Leo Celi from MIT gave an inspirational talk about data – its impressive what he has set up.
He recommends this (free online) book that he and others wrote if you are interested in the field (http://www.springer.com/gp/book/9783319437408) and he is clearly passionate about getting people involved and doing “big data” properly – hackathons and datathons galore in europe and abroad (plug alert – if you are interested in them see this one in London in December with Mervyn Singer et al.)
Another good editorial that Leo recommended to read is this one in the NEJM (not paywalled!) http://www.nejm.org/doi/full/10.1056/NEJMra1614394
He made the point that AI has come a long way, but we need to be careful to do it properly so as not to over sell the field, which is still in its infancy.

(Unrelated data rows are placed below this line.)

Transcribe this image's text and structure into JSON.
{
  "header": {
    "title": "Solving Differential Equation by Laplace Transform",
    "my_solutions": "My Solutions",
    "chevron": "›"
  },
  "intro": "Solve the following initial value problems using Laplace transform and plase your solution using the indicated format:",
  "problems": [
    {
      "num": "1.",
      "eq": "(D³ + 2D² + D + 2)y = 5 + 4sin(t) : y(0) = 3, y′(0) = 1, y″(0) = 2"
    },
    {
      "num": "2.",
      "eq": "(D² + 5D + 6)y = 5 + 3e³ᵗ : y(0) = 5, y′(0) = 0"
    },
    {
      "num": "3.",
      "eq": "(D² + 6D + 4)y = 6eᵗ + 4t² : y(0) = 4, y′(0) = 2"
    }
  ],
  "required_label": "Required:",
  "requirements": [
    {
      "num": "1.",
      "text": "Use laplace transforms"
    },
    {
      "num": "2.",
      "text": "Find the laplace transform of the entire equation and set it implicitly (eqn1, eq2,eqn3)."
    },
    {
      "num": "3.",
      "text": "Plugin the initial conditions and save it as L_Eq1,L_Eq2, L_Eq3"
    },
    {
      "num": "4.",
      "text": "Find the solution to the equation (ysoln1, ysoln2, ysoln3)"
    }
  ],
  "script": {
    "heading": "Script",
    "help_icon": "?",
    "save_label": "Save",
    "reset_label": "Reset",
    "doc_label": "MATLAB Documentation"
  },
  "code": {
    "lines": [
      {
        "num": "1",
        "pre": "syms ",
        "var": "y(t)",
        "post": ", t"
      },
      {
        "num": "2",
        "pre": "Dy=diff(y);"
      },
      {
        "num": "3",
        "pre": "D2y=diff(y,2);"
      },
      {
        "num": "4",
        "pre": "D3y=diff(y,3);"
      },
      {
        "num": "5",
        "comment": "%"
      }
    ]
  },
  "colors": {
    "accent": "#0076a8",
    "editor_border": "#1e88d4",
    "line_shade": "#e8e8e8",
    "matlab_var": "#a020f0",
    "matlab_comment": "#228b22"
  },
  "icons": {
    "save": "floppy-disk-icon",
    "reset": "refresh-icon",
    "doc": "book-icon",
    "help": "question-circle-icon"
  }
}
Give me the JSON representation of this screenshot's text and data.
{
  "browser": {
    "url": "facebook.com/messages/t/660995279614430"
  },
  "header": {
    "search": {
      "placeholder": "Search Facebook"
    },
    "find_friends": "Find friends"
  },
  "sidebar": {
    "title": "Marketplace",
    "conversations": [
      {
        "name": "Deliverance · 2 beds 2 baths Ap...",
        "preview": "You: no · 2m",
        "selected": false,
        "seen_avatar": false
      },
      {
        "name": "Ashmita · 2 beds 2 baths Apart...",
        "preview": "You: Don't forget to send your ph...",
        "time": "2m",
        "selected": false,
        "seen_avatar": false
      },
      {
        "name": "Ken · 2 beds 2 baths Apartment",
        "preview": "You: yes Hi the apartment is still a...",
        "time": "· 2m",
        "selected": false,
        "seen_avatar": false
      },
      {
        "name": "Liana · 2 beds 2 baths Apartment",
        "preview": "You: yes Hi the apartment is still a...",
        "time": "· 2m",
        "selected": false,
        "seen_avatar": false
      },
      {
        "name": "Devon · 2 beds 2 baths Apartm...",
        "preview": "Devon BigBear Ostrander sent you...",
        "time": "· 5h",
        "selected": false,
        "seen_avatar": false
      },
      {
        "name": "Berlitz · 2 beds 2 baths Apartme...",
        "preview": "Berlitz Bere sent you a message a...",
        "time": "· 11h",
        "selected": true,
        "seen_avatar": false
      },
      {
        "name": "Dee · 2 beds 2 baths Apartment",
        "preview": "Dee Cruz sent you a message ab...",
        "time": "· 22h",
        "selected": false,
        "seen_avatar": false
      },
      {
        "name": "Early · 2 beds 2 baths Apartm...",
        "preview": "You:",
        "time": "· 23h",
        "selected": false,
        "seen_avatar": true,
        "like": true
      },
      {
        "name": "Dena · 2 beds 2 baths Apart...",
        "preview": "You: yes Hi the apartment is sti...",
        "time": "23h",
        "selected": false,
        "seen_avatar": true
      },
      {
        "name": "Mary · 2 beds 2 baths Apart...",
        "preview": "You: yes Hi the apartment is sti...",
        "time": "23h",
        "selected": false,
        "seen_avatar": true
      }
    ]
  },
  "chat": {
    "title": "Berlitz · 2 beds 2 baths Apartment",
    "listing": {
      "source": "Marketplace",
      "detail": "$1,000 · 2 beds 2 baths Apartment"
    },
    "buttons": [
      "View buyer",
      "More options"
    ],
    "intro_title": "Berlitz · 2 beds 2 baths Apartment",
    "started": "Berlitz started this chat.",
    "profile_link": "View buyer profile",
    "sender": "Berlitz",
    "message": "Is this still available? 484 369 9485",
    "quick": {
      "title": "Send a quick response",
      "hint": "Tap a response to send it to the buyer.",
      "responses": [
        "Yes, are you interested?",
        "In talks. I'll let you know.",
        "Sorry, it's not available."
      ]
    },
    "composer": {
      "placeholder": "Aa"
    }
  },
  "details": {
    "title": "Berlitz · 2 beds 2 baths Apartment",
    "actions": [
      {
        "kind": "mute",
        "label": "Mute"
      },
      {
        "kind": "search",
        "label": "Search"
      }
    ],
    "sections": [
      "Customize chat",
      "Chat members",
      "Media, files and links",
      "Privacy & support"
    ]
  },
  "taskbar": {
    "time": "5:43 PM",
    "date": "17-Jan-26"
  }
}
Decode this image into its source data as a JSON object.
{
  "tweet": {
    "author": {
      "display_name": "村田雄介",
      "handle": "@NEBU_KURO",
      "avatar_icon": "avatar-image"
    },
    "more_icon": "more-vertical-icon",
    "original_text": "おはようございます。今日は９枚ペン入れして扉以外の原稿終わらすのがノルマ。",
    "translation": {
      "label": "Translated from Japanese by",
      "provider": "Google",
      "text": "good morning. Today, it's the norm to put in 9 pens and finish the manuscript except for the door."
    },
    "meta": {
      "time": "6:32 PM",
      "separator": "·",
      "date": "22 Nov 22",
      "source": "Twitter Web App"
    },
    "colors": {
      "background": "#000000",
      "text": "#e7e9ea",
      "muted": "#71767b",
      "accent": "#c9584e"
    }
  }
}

Successes he quoted include Articial intelligence diagnosing diabetic retinopathy but he was scathing about IBMs Watson – calling it a “digital canary” and the AI equivalent of a mechanical turk (a sham chess “computer” with a human inside) His point was that it is not truly harnessing data on its own, and so should not be claimed that it is – although important on the way to doing that.
Then Derek Angus gave a really easy to understand run through of how big data and RCTs can coalesce and we can really harness the power of data to help us do what we do.
Derek talked about two trials that are currently running “within” the electronic health records systems in the USA, which cost 10% of the equivalent traditional RCT so you can see why these techniques are attractive.
His concept is to remove the bias from randomisation alteration by clinicians (based on initial results of studies) and handing that over to computers in a concept known as “response adaptive randomisation”. I have tried to capture it in this thread:
An exploration of what questions big data might answer followed from Theodoros Kyprianou. What is big data?:
He took the gathered crowds through the different ways machine learning can occur on the ICU (and in healthcare generally); to recap there is
Supervised learning – data given to computer and outcomes known, computer tries to sort data to predict outcomes
Unsupervised learning – data given to computer and outcomes not known, computer tries to sort data into its own groups
Reinforcement learning – computer given reward structure if certain outcomes met – aims to maximise reward and discover easiest route to outcome
He talked about the sort of things where this might be useful to clinicians – for example in making simple choices and decisions, or creating healthcare and illness classifications or even making diagnoses. An interesting possibility was letting machine learning do the “physiological fine tuning” on a unit.
Overall this session was really fun and it was great to hear from all the speakers on how machine learning is being used currently but also “future gaze”; inspiring to think what our units and hospitals might look like one day!